Washington has attempted to fill the void with stimulus provisions that sweeten existing tax credit schemes and provide cash grants for clean energy projects. The measures have had limited success, though, in drawing big-money investors back into the field.
And the stimulus has little utility for the offshore wind industry. The benefits are available to projects that get up and running in the next year or two and offshore developers cannot meet that timeframe.
That's not to say the well has run dry for offshore wind. Deepwater, for its part, has backing from First Wind, a Massachusetts clean energy concern, and New York-based D.E. Shaw, one of the biggest hedge funds in the country. But the firm will probably still require more than $1 billion in debt financing.
Of course, the economy should return to something approaching normalcy before Deepwater has to secure the bulk of the cash. But even a healthy financial sector may be leery of pouring big money into a novel idea. It was just two years ago, after all, that plans for a wind farm off Long Island succumbed to ballooning cost estimates.

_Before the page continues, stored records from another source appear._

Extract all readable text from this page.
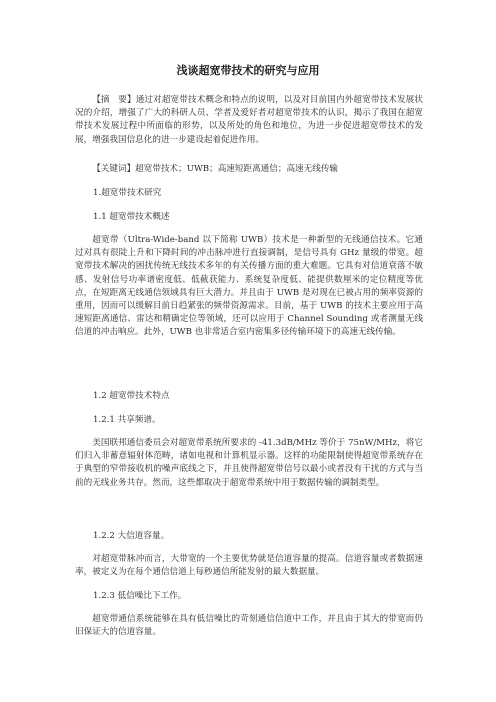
浅谈超宽带技术的研究与应用

【摘　要】通过对超宽带技术概念和特点的说明，以及对目前国内外超宽带技术发展状况的介绍，增强了广大的科研人员、学者及爱好者对超宽带技术的认识，揭示了我国在超宽带技术发展过程中所面临的形势，以及所处的角色和地位，为进一步促进超宽带技术的发展，增强我国信息化的进一步建设起着促进作用。

【关键词】超宽带技术；UWB；高速短距离通信；高速无线传输

1.超宽带技术研究

1.1 超宽带技术概述

超宽带（Ultra-Wide-band 以下简称 UWB）技术是一种新型的无线通信技术。它通过对具有很陡上升和下降时间的冲击脉冲进行直接调制，是信号具有 GHz 量级的带宽。超宽带技术解决的困扰传统无线技术多年的有关传播方面的重大难题。它具有对信道衰落不敏感、发射信号功率谱密度低、低截获能力、系统复杂度低、能提供数厘米的定位精度等优点，在短距离无线通信领域具有巨大潜力。并且由于 UWB 是对现在已被占用的频率资源的重用，因而可以缓解目前日趋紧张的频带资源需求。目前，基于 UWB 的技术主要应用于高速短距离通信、雷达和精确定位等领域，还可以应用于 Channel Sounding 或者测量无线信道的冲击响应。此外，UWB 也非常适合室内密集多径传输环境下的高速无线传输。

1.2 超宽带技术特点

1.2.1 共享频谱。

美国联邦通信委员会对超宽带系统所要求的 -41.3dB/MHz 等价于 75nW/MHz，将它们归入非蓄意辐射体范畴，诸如电视和计算机显示器。这样的功能限制使得超宽带系统存在于典型的窄带接收机的噪声底线之下，并且使得超宽带信号以最小或者没有干扰的方式与当前的无线业务共存。然而，这些都取决于超宽带系统中用于数据传输的调制类型。

1.2.2 大信道容量。

对超宽带脉冲而言，大带宽的一个主要优势就是信道容量的提高。信道容量或者数据速率，被定义为在每个通信信道上每秒通信所能发射的最大数据量。

1.2.3 低信噪比下工作。

超宽带通信系统能够在具有低信噪比的苛刻通信信道中工作，并且由于其大的带宽而仍旧保证大的信道容量。
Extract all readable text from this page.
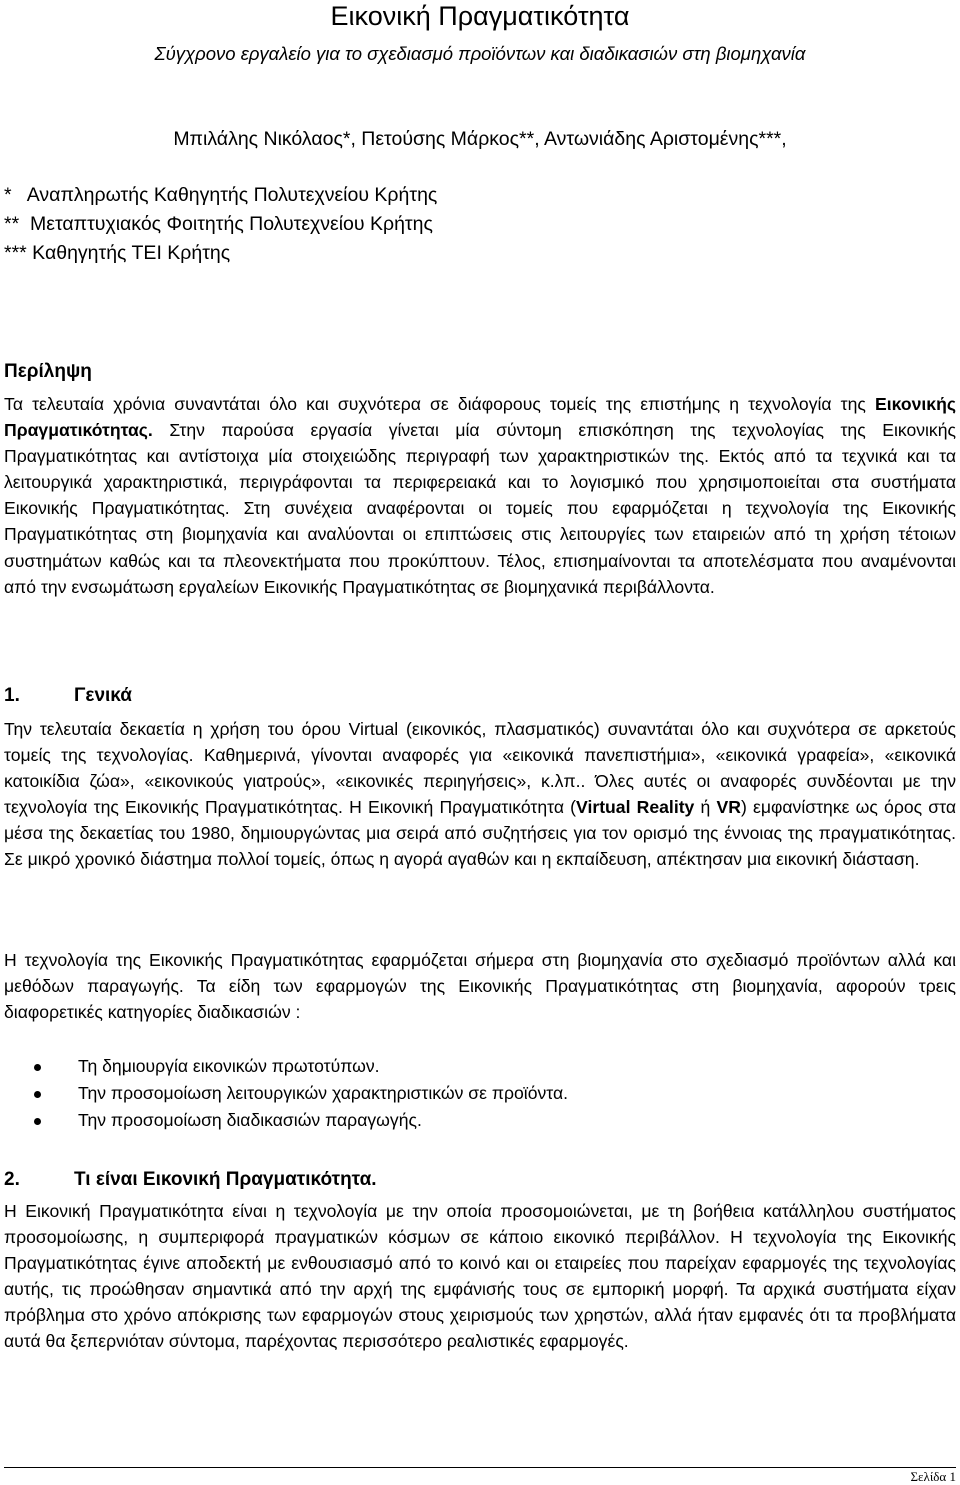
Εικονική Πραγματικότητα

Σύγχρονο εργαλείο για το σχεδιασμό προϊόντων και διαδικασιών στη βιομηχανία

Μπιλάλης Νικόλαος*, Πετούσης Μάρκος**, Αντωνιάδης Αριστομένης***,

*   Αναπληρωτής Καθηγητής Πολυτεχνείου Κρήτης

**  Μεταπτυχιακός Φοιτητής Πολυτεχνείου Κρήτης

*** Καθηγητής ΤΕΙ Κρήτης

Περίληψη

Τα τελευταία χρόνια συναντάται όλο και συχνότερα σε διάφορους τομείς της επιστήμης η τεχνολογία της Εικονικής Πραγματικότητας. Στην παρούσα εργασία γίνεται μία σύντομη επισκόπηση της τεχνολογίας της Εικονικής Πραγματικότητας και αντίστοιχα μία στοιχειώδης περιγραφή των χαρακτηριστικών της. Εκτός από τα τεχνικά και τα λειτουργικά χαρακτηριστικά, περιγράφονται τα περιφερειακά και το λογισμικό που χρησιμοποιείται στα συστήματα Εικονικής Πραγματικότητας. Στη συνέχεια αναφέρονται οι τομείς που εφαρμόζεται η τεχνολογία της Εικονικής Πραγματικότητας στη βιομηχανία και αναλύονται οι επιπτώσεις στις λειτουργίες των εταιρειών από τη χρήση τέτοιων συστημάτων καθώς και τα πλεονεκτήματα που προκύπτουν. Τέλος, επισημαίνονται τα αποτελέσματα που αναμένονται από την ενσωμάτωση εργαλείων Εικονικής Πραγματικότητας σε βιομηχανικά περιβάλλοντα.

1.	Γενικά

Την τελευταία δεκαετία η χρήση του όρου Virtual (εικονικός, πλασματικός) συναντάται όλο και συχνότερα σε αρκετούς τομείς της τεχνολογίας. Καθημερινά, γίνονται αναφορές για «εικονικά πανεπιστήμια», «εικονικά γραφεία», «εικονικά κατοικίδια ζώα», «εικονικούς γιατρούς», «εικονικές περιηγήσεις», κ.λπ.. Όλες αυτές οι αναφορές συνδέονται με την τεχνολογία της Εικονικής Πραγματικότητας. Η Εικονική Πραγματικότητα (Virtual Reality ή VR) εμφανίστηκε ως όρος στα μέσα της δεκαετίας του 1980, δημιουργώντας μια σειρά από συζητήσεις για τον ορισμό της έννοιας της πραγματικότητας. Σε μικρό χρονικό διάστημα πολλοί τομείς, όπως η αγορά αγαθών και η εκπαίδευση, απέκτησαν μια εικονική διάσταση.

Η τεχνολογία της Εικονικής Πραγματικότητας εφαρμόζεται σήμερα στη βιομηχανία στο σχεδιασμό προϊόντων αλλά και μεθόδων παραγωγής. Τα είδη των εφαρμογών της Εικονικής Πραγματικότητας στη βιομηχανία, αφορούν τρεις διαφορετικές κατηγορίες διαδικασιών :

Τη δημιουργία εικονικών πρωτοτύπων.
Την προσομοίωση λειτουργικών χαρακτηριστικών σε προϊόντα.
Την προσομοίωση διαδικασιών παραγωγής.
2.	Τι είναι Εικονική Πραγματικότητα.

Η Εικονική Πραγματικότητα είναι η τεχνολογία με την οποία προσομοιώνεται, με τη βοήθεια κατάλληλου συστήματος προσομοίωσης, η συμπεριφορά πραγματικών κόσμων σε κάποιο εικονικό περιβάλλον. Η τεχνολογία της Εικονικής Πραγματικότητας έγινε αποδεκτή με ενθουσιασμό από το κοινό και οι εταιρείες που παρείχαν εφαρμογές της τεχνολογίας αυτής, τις προώθησαν σημαντικά από την αρχή της εμφάνισής τους σε εμπορική μορφή. Τα αρχικά συστήματα είχαν πρόβλημα στο χρόνο απόκρισης των εφαρμογών στους χειρισμούς των χρηστών, αλλά ήταν εμφανές ότι τα προβλήματα αυτά θα ξεπερνιόταν σύντομα, παρέχοντας περισσότερο ρεαλιστικές εφαρμογές.

Σελίδα 1
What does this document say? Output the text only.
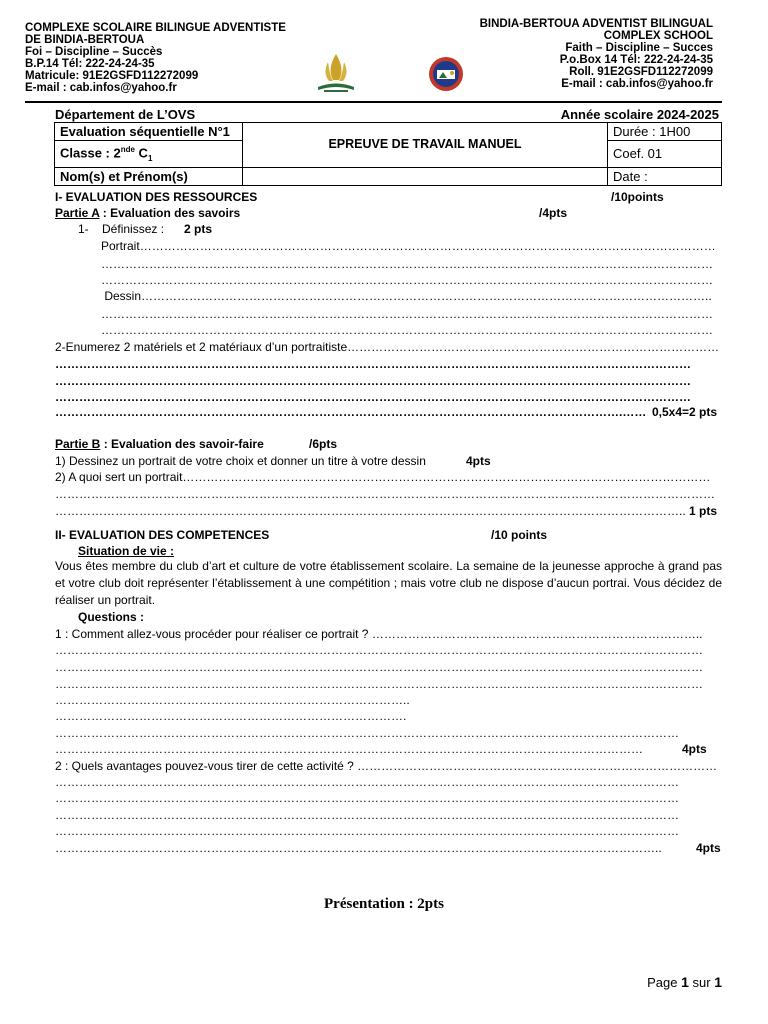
COMPLEXE SCOLAIRE BILINGUE ADVENTISTE
DE BINDIA-BERTOUA
Foi – Discipline – Succès
B.P.14 Tél: 222-24-24-35
Matricule: 91E2GSFD112272099
E-mail : cab.infos@yahoo.fr
BINDIA-BERTOUA ADVENTIST BILINGUAL
COMPLEX SCHOOL
Faith – Discipline – Succes
P.o.Box 14 Tél: 222-24-24-35
Roll. 91E2GSFD112272099
E-mail : cab.infos@yahoo.fr
Département de L’OVS	Année scolaire 2024-2025
Evaluation séquentielle N°1	EPREUVE DE TRAVAIL MANUEL	Durée : 1H00
Classe : 2nde $C_1$		Coef. 01
Nom(s) et Prénom(s)		Date :
I- EVALUATION DES RESSOURCES	/10points
Partie A : Evaluation des savoirs	/4pts
1- Définissez : 2 pts
Portrait………………………………………………………………………………………………………………………………
………………………………………………………………………………………………………………………………………
………………………………………………………………………………………………………………………………………
Dessin……………………………………………………………………………………………………………………………..
………………………………………………………………………………………………………………………………………
………………………………………………………………………………………………………………………………………
2-Enumerez 2 matériels et 2 matériaux d’un portraitiste…………………………………………………………………………………
……………………………………………………………………………………………………………………………………………
……………………………………………………………………………………………………………………………………………
……………………………………………………………………………………………………………………………………………
…………………………………………………………………………………………………………………………….…… 0,5x4=2 pts
Partie B : Evaluation des savoir-faire	/6pts
1) Dessinez un portrait de votre choix et donner un titre à votre dessin	4pts
2) A quoi sert un portrait……………………………………………………………………………………………………………………
…………………………………………………………………………………………………………………………………………………
………………………………………………………………………………………………………………………………………….. 1 pts
II- EVALUATION DES COMPETENCES	/10 points
Situation de vie :
Vous êtes membre du club d’art et culture de votre établissement scolaire. La semaine de la jeunesse approche à grand pas et votre club doit représenter l’établissement à une compétition ; mais votre club ne dispose d’aucun portrai. Vous décidez de réaliser un portrait.
Questions :
1 : Comment allez-vous procéder pour réaliser ce portrait ? ………………………………………………………………………..
………………………………………………………………………………………………………………………………………………
………………………………………………………………………………………………………………………………………………
………………………………………………………………………………………………………………………………………………
……………………………………………………………………………..
…………………………………………………………………………….
…………………………………………………………………………………………………………………………………………
…………………………………………………………………………………………………………………………………	4pts
2 : Quels avantages pouvez-vous tirer de cette activité ? ………………………………………………………………………………
…………………………………………………………………………………………………………………………………………
…………………………………………………………………………………………………………………………………………
…………………………………………………………………………………………………………………………………………
…………………………………………………………………………………………………………………………………………
……………………………………………………………………………………………………………………………………..	4pts
Présentation : 2pts
Page 1 sur 1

Still, Deepwater officials say they should be able to find a willing audience in European bankers more comfortable with offshore wind. And they are confident they have a compelling story to tell to any potential financier: a tale of a nation moving inexorably toward clean power, a state law that should provide the company with a market for its energy, and a Quonset Point brimming with potential.
'ALL THE PIECES ARE HERE'
A former naval base, Quonset covers some 3,200 acres in North Kingstown. There are wetlands, a golf course and 164 companies churning out plastics and medical equipment and boats. The Port of Davisville, at Quonset, is the fifth largest auto importer in North America.